Enable cloudflare WAF for api subdomain
Can i enable WAF (0range cloud in dns record) for my subdomain api.domain.com ?
I'd love to have my API protected with cloudflare ddos protection, and WAF and other bot detection.
Do i need to have a certain plan to do it? pro? business? Entreprise ?
6 Replies
If you're fine with using Cloudflare's DNS for your entire domain, you can only orange cloud/enable proxy for your api subdomain, and leave your other subdomains unproxied/gray cloud (not going through CF, etc)
If you don't want to switch your domain over to Cloudflare DNS/Nameservers (https://developers.cloudflare.com/dns/zone-setups/full-setup/), then you need Business for CNAME Setup (https://developers.cloudflare.com/dns/zone-setups/partial-setup/), and Enterprise for Nameserver domain setup/delegating just a subdomain to CF (https://developers.cloudflare.com/dns/zone-setups/subdomain-setup/)
I'm already using Cloudflare DNS for my domain name.

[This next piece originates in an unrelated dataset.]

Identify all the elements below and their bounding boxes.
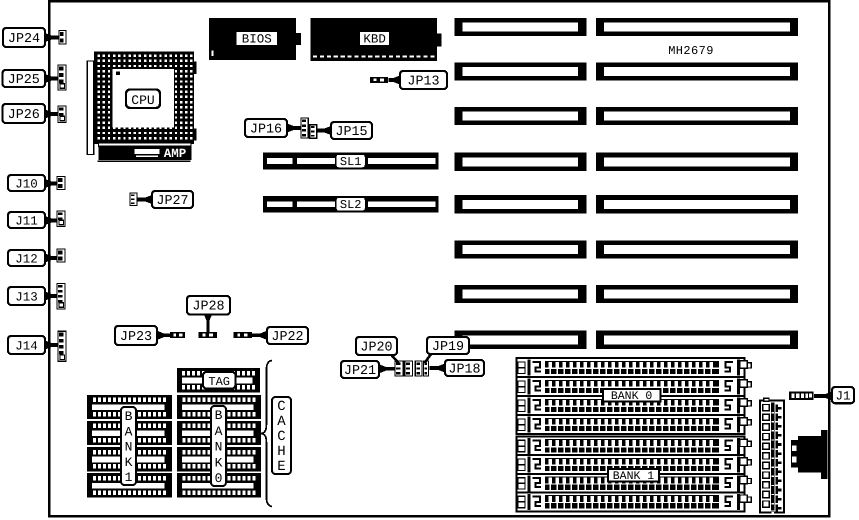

Why would i want to unproxied my other subdomain though? Isn't more protection better. My intent is when people hit any of my domains/subdomain, they go first through Cloudflare network. What i'm confused though is Cloudflare say it's only for html and my api.domain.com return json. So i'm not sure if it's allow with their 2.8 close. I don't mind paying, it's just unclear to me if i can do it or not
More protection is better yea, I was under the impression you just wanted to proxy/enable waf on your api alone, so I wanted to clarify if that was your goal, it is possible to just enable proxy on that without effecting anything else.
2.8 was reworked/changed a bit: https://blog.cloudflare.com/updated-tos/
Cloudflare’s content delivery network (the “CDN”) Service can be used to cache and serve web pages and websites. Unless you are an Enterprise customer, Cloudflare offers specific Paid Services (e.g., the Developer Platform, Images, and Stream) that you must use in order to serve video and other large files via the CDN. Cloudflare reserves the right to disable or limit your access to or use of the CDN, or to limit your End Users’ access to certain of your resources through the CDN, if you use or are suspected of using the CDN without such Paid Services to serve video or a disproportionate percentage of pictures, audio files, or other large files. We will use reasonable efforts to provide you with notice of such action.I am not a lawyer, nor a cloudflare employee, but the rule is more targetted at sites consuming a ton of bandwidth, and more at video/large files, etc. Cloudflare will reach out to you first and work with you, they won't flat out terminate you or anything like that
The Cloudflare Blog
Goodbye, section 2.8 and hello to Cloudflare’s new terms of service
We’re excited to announce new updates that will modernize our terms of service and hopefully cut down on customer confusion and frustration.
Okay. So if i proxy my api.domain.com and a user do a request to let's say [GET] api.domain.com/post/asjdh1239, cloudflare will just forward this request to whatever server there is in my DNS record for api. Am i right ?
Cloudflare will run it through its request flow first. Checking Firewall rules, if you have waf rulesets enabled, redirect rules, page rules, cache, etc. If none of those return a response by themselves, Cloudflare will make a new request to your origin with the same request characteristics. TLDR: Yes*
okay perfect.
All my user requests will be authenticated with JWT and will have to go to my origin servers.